Tetanalgesia para gestionar el dolor en bebés

Sara Cañamero de León

Cuando hace años trabajaba como enfermera pediátrica, recuerdo la angustia con la que entraban los padres a la consulta de revisión del niño sano “hoy tocan vacunas” me decían con una congoja…. Yo respondía “si es un momentito, y lloran un poco, pero no pasa nada”. Incluso ofrecía a algunos padres el esperar fuera, para no tener que presenciar el momento. Ahora pido disculpas, esos niños ya son adolescentes, pero lo que hacía no estaba bien.

Y es que hay otros métodos que incluye a las madres que hacen que ese momento sea menos doloroso para los niños y bebés.

En qué consiste la tetanalgesia para bebés

Tetanalgesia, ¿Qué es?

Pasaron muchos años, en los que he trabajado en la UCI pediátrica de un gran hospital en Madrid (España), y he conocido el sufrimiento y el dolor de los niños. He trabajado codo con codo con profesionales que seguían diciendo que los bebés tienen el cerebro aún muy inmaduro como para sentir dolor. Pero no es verdad, ellos lo sienten y el dolor y sus lágrimas son reales. Pero allí me pude formar en la fisiología del dolor, y cómo podemos hacer para paliarlo.

Luego fui madre, y yo también temía el día de las vacunas, analíticas o inyecciones de antibiótico… Así que me gustaría hablar de los métodos que tienen las madres para hacer que estas técnicas invasivas sean menos dolorosas, y quisiera hacerlo desde la evidencia científica, ya que hay estudios que avalan la “tetanalgesia” como técnica para gestionar el dolor en bebés.

La OMS ha elaborado un documento en el que recoge una serie de recomendaciones específicas para los lactantes y niños pequeños, entre la que se encuentra la que ha dado lugar a este artículo:

- La persona que cuida del niño debe estar siempre presente durante y después de la inyección (se adhiere a la Carta de derechos del Niño Hospitalizado, aunque no se trate de un ingreso pero sí es una intervención médica y además es dolorosa).

- Es conveniente dar el pecho a los lactantes durante la vacunación o inmediatamente después, siempre que no resulte contrario a las costumbres locales (suponemos que se trata de algunos países o culturas en las que amamantar en público esté prohibido o sea un tabú; lo cual, por desgracia, no es tan lejano como podría parecernos).

- Se recomienda distraer a los niños menores de seis años con un juguete, un vídeo o música (ya sabéis, a llevar su muñeco favorito o su canción preferida en el móvil).

Por qué la tetanalgesia funciona

La tetanalgesia es el efecto de alivio del dolor, y consuelo que encuentra el bebé en brazos de su madre; donde el objetivo no es un amamantamiento alimentario, sino ofrecer cobijo, calor, cariño, olor a madre…. Si bien no es algo mágico, ya que es probable que el niño llore; sin embargo no se sentirá desconsolado, y a pesar del dolor; su llanto será menor. Además del efecto beneficioso para la madre, ya que se verá realmente capaz de consolar al bebé.

Como matrona me parece esencial implantarlo no sólo en las vacunas, sino ya desde el ingreso por el parto; ya que durante la prueba del talón los bebés suelen llorar muchísimo.

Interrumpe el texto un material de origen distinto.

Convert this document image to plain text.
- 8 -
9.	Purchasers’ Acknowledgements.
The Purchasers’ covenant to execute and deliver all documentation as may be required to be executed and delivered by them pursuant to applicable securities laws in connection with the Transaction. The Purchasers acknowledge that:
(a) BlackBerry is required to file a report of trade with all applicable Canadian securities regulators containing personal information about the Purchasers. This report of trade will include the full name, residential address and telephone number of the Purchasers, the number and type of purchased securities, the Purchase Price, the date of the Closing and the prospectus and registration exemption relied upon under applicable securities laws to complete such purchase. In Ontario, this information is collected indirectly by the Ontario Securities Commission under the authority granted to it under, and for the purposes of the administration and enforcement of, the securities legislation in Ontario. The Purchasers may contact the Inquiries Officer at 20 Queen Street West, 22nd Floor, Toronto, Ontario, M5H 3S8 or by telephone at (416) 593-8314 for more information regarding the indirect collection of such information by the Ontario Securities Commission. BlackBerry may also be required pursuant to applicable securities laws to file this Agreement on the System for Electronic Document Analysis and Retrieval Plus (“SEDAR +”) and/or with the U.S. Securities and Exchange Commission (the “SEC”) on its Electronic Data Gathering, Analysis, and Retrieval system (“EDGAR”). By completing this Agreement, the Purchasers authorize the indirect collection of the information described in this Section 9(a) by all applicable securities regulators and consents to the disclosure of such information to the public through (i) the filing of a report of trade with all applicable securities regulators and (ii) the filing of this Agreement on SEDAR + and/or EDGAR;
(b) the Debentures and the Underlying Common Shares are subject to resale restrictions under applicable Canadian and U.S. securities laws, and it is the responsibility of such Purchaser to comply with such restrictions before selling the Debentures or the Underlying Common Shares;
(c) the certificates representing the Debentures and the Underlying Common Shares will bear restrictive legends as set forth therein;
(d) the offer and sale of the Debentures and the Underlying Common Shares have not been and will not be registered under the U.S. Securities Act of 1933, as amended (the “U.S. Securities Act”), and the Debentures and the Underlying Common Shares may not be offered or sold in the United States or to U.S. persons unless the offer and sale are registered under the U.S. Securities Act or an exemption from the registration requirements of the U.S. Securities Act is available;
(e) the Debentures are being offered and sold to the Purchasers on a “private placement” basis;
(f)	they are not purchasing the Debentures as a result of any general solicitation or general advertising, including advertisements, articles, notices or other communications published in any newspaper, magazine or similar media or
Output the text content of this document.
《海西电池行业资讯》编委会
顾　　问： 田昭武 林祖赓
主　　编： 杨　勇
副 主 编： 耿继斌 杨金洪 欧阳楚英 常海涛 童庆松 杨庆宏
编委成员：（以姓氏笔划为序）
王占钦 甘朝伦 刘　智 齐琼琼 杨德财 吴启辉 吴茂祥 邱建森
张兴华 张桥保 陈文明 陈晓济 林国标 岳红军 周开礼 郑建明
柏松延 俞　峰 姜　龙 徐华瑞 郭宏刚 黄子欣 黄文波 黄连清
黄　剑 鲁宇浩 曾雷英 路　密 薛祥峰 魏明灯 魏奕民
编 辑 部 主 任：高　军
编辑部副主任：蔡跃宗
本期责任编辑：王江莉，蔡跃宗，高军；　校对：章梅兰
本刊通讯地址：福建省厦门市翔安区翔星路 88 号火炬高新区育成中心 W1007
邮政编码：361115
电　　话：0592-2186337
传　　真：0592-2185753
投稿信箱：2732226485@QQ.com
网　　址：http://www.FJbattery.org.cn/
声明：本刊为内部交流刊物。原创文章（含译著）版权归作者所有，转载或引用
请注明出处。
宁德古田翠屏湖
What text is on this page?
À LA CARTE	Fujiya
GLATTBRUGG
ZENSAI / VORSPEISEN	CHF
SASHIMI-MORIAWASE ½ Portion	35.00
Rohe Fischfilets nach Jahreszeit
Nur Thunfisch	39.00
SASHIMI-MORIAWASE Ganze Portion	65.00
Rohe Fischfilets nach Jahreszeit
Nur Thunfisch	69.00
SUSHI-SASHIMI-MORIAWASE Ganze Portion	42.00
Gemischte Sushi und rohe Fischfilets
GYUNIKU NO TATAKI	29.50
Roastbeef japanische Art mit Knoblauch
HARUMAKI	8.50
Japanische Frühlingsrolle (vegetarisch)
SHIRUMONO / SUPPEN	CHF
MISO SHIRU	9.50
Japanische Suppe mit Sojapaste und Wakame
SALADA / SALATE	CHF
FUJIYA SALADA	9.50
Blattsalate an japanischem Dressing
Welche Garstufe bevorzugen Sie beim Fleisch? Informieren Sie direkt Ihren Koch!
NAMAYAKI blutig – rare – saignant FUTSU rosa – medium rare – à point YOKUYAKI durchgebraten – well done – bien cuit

El succionar produce relajación, libera endorfinas en el bebé que le hacen sentirse a gusto; y además reducen la sensación dolorosa. Además la leche materna, al contener lactosa, ayuda a la liberación de sustancias que hacen que el bebé tenga menos dolor (recuerdo que en la UCI les ofrecíamos glucosa y succión durante las técnicas, ya que no estaba la tetanalgesia instaurada). De esta manera, el trabajo a los profesionales nos resulta mucho más sencillo, ya que el pequeño permanecerá más quieto. Con lo que todos contentos, o al menos, con menor dolor: bebé, madre y profesional.

¿Qué pasa si no damos pecho? Sin problema, nada como estar en el regazo de mamá; sostenido por esas manos mágica de nuestra madre. Practicamos la “madreanalgesia”, y así el pequeño encontrará más consuelo.